Deutungshoheiten in der politischen (Demokratie-)Bildung
Die letzten Jahrzehnte haben zu sozialen und politischen Schieflagen geführt, die auch die politische Bildung vor neue Herausforderungen stellen. Ihr klarer Bezug zu demokratischen Grundrechten wird dabei aktiv von antidemokratischen Kräften bekämpft. Das Konzept der politischen Bildung in der Demokratie wird dabei grundsätzlich infrage gestellt. Was bedeutet dies konkret für die Rolle der Bildungsträger und politische Bild-ner*innen? Wo positionieren wir uns in einer Gesellschaft, die durch immer weitere Diskursverschiebungen und Gewalt polarisiert wird? Und wo liegen die emanzipatorischen Chancen fürechte Teilhabe und solidarisches Dagegenhalten? Prof.in Julika Bürgin im Gespräch über die Möglichkeiten der Politischen Bildung, für echte Mündigkeit zu sorgen.
Von den Zielen der Mündigkeit …
Profession-Politischebildung: Seit Anfang den 80ern steigt die Ungleichheit sowohl ökonomisch als auch sozial. Dies stellt auch die Stellungnahme der Zentralen für Politische Bildung fest. Es kommt hinzu, dass der politische Diskurs strategisch von rechten Akteur*innen verschoben wird. Die Stellungnahme begreift dieses als einen Angriff auf den demokratischen Konsens innerhalb der politischen Bildung. Schließen Sie sich dieser Ansicht an?
→ Inhalt
Bürgin: Dieser Ansicht schließe ich mich nicht an, denn es gibt keinen demokratischen-menschenrechtlichen Konsens. Selbst wenn man diejenigen ausnimmt, die den Angriff betreiben, bleibt kein Konsens, denn die Frage, was Demokratie bedeutet, bleibt höchst umstritten. Das betrifft auch die politische Bildungsarbeit: Auch dort gibt es keinen Konsens darüber, was wir überhaupt unter Demokratie zu verstehen haben und worin ihre Kernprinzipien bestehen.
"Mündigkeit schließt die Möglichkeit grundlegender Kritik an den Verhältnissen ein. Das geht nur, wenn der politischen Bildungsarbeit das Recht auf Kritik zugestanden wird."
Prof.in Julika Bürgin
Profession-Politischebildung: Sie verweisen dabei auf die Arbeiten von Alex Demirovic (2018), welcher formuliert, dass die Demokratie selbst das Hauptfeld der Auseinandersetzung darstellt.

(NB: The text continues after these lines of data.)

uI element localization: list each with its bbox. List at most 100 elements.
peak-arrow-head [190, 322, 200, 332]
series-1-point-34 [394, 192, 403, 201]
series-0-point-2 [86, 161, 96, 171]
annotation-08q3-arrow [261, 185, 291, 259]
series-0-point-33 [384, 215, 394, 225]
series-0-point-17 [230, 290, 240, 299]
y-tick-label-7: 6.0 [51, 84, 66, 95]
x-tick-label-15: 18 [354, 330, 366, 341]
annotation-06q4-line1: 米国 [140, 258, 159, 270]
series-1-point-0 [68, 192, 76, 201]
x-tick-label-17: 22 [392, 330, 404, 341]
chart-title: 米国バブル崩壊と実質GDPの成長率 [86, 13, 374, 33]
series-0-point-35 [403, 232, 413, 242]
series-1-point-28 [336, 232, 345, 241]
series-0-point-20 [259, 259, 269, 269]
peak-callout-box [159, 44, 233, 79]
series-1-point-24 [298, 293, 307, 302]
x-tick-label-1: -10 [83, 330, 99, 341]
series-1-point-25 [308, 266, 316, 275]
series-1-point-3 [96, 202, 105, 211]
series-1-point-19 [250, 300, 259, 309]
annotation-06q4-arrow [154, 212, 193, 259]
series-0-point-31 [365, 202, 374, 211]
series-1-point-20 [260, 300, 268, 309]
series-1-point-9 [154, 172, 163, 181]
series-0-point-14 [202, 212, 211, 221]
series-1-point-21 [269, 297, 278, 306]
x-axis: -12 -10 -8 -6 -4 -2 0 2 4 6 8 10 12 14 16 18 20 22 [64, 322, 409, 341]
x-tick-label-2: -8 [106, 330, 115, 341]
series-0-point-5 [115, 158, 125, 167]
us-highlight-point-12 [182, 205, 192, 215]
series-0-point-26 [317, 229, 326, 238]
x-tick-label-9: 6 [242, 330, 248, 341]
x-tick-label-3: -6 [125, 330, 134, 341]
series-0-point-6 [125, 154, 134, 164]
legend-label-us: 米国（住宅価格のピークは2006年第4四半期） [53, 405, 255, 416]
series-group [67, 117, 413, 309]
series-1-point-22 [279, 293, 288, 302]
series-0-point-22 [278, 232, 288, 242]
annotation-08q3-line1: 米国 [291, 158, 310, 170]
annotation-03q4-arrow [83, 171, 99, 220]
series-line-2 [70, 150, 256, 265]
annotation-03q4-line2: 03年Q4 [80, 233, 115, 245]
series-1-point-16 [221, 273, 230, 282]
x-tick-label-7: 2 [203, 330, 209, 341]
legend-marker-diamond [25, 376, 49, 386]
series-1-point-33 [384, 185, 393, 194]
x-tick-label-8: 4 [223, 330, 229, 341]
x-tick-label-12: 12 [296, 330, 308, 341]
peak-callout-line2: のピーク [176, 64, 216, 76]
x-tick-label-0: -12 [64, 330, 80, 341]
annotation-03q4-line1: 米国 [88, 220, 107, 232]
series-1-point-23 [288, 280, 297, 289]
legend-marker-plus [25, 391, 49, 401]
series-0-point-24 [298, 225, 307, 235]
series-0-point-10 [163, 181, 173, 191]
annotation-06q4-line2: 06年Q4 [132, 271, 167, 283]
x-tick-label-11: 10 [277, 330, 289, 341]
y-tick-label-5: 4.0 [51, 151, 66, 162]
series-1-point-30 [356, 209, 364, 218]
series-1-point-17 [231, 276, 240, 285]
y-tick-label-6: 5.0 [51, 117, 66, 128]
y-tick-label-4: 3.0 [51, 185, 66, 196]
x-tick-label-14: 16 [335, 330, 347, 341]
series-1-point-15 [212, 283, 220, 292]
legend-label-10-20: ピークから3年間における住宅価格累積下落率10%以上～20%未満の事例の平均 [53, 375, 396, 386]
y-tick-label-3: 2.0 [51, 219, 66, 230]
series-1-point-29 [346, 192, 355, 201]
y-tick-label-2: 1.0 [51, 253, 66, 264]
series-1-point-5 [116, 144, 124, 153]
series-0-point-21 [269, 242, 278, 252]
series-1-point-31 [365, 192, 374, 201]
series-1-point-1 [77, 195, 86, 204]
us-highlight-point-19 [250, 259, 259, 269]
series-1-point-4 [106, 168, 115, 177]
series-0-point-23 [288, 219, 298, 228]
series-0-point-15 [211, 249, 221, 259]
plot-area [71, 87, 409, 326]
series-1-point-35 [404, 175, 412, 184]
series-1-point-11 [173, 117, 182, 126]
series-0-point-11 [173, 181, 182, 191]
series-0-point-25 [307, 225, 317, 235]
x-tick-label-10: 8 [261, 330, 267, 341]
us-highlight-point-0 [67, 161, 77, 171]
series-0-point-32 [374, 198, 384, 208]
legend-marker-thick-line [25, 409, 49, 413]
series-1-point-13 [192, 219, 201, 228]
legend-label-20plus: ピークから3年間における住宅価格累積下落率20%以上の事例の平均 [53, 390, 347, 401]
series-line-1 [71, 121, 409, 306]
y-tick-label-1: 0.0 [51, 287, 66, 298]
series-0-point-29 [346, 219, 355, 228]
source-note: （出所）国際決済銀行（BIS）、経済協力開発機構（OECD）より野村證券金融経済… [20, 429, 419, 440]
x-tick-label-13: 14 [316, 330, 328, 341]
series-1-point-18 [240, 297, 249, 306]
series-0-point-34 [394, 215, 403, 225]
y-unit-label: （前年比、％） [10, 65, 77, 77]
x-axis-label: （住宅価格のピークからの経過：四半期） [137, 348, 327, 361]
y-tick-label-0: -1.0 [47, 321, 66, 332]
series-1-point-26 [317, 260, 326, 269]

Welche Demokratie brauchen wir für die politische Bildung?
Bürgin: Zunächst ist die politische Bildungsarbeit – und da gibt es einen breiten Konsens – auf so etwas wie Mündigkeit bedacht: Mündigkeit gegenüber politischen Verhältnissen und Mündigkeit als Voraussetzung für das eigene politische Handeln. Mündigkeit schließt die Möglichkeit grundlegender Kritik an den Verhältnissen ein. Das geht nur, wenn der politischen Bildungsarbeit das Recht auf Kritik zugestanden wird. Und hier gelangen wir schnell zum Extremismuskonzept, welches selektiert, wer legitime Träger, wer legitime Mitarbeitende und was legitime Fragestellungen sind, die aufgeworfen werden dürfen.

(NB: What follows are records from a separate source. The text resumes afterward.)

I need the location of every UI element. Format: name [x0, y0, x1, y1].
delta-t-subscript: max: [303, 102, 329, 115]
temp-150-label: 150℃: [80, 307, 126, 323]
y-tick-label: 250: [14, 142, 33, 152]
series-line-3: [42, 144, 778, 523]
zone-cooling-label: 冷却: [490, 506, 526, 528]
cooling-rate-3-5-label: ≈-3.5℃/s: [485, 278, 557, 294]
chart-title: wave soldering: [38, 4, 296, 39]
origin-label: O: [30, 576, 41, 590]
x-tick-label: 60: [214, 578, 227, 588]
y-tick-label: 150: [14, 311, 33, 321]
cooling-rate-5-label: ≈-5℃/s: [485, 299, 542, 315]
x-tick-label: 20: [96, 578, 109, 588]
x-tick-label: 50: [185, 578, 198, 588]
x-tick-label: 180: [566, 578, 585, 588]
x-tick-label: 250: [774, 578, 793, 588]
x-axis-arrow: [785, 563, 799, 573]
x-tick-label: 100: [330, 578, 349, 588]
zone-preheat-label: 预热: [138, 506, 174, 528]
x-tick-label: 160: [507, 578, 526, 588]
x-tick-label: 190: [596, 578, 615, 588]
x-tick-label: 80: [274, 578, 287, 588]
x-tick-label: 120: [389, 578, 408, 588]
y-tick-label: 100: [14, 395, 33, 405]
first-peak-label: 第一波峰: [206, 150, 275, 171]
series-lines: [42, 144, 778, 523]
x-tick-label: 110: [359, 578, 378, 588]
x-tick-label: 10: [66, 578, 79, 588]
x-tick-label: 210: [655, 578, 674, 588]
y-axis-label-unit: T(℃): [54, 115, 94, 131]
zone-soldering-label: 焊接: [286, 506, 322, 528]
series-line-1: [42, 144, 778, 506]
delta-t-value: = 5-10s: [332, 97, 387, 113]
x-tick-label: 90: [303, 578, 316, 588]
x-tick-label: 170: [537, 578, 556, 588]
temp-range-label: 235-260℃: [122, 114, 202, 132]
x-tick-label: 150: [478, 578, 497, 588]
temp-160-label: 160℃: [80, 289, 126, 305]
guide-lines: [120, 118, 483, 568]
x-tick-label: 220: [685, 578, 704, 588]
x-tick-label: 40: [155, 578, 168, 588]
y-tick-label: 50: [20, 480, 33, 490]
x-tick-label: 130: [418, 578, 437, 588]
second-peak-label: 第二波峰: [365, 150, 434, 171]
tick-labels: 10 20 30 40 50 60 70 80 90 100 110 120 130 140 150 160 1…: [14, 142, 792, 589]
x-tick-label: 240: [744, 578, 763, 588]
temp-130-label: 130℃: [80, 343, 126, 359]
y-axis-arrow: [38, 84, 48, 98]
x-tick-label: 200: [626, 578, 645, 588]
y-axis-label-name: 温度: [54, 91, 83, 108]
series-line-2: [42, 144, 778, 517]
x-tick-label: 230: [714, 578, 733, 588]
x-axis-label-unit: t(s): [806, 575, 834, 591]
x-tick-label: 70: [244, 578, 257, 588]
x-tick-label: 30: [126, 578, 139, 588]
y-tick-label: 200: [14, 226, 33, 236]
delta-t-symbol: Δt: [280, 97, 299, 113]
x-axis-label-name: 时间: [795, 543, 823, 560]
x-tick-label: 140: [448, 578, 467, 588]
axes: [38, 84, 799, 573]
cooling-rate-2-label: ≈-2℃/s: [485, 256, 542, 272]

… zur Deutung in der Förderlandschaft
Profession-Politischebildung: Können Sie dieses genauer erläutern?
Bürgin: Durch Ausweitung der Programmförderung bei gleichzeitigem Rückgang der institutionellen Förderung entsteht die Notwendigkeit, immer weitere Bereiche der politischen Bildungsarbeit als Projekte zu konzipieren. Damit wird die Autonomie der freien Träger schwerwiegend eingeschränkt. Die Träger müssen ihre Arbeit immer umfassender den ausgeschriebenen Programmen unterwerfen. Das nimmt ihnen die Freiheit, selbst Themen zu setzen und auf das zu reagieren, was ihre potenziellen Teilnehmenden an Themen gesetzt haben möchten, wo ihre Interessen liegen, welche Fragen und Verständigungsbedarf sie haben. All das kann nicht mehr so aufgegriffen werden, wie es aus meiner Sicht im Sinne der Autonomie freier Träger notwendig wäre.
Die Träger müssen schauen, wofür Geld zur Verfügung gestellt wird und wo sie eine Schnittmenge mit dem finden, was sie gerne machen möchten. Nicht für alle Themen werden gleichermaßen Mittel ausgeschüttet. Es ist eine zunehmende Tendenz, dass staatliche Instanzen sagen, für diese Themen geben wir Geld und ihr bekommt das Geld nur, wenn ihr die Themen bedient, die wir gesetzt haben.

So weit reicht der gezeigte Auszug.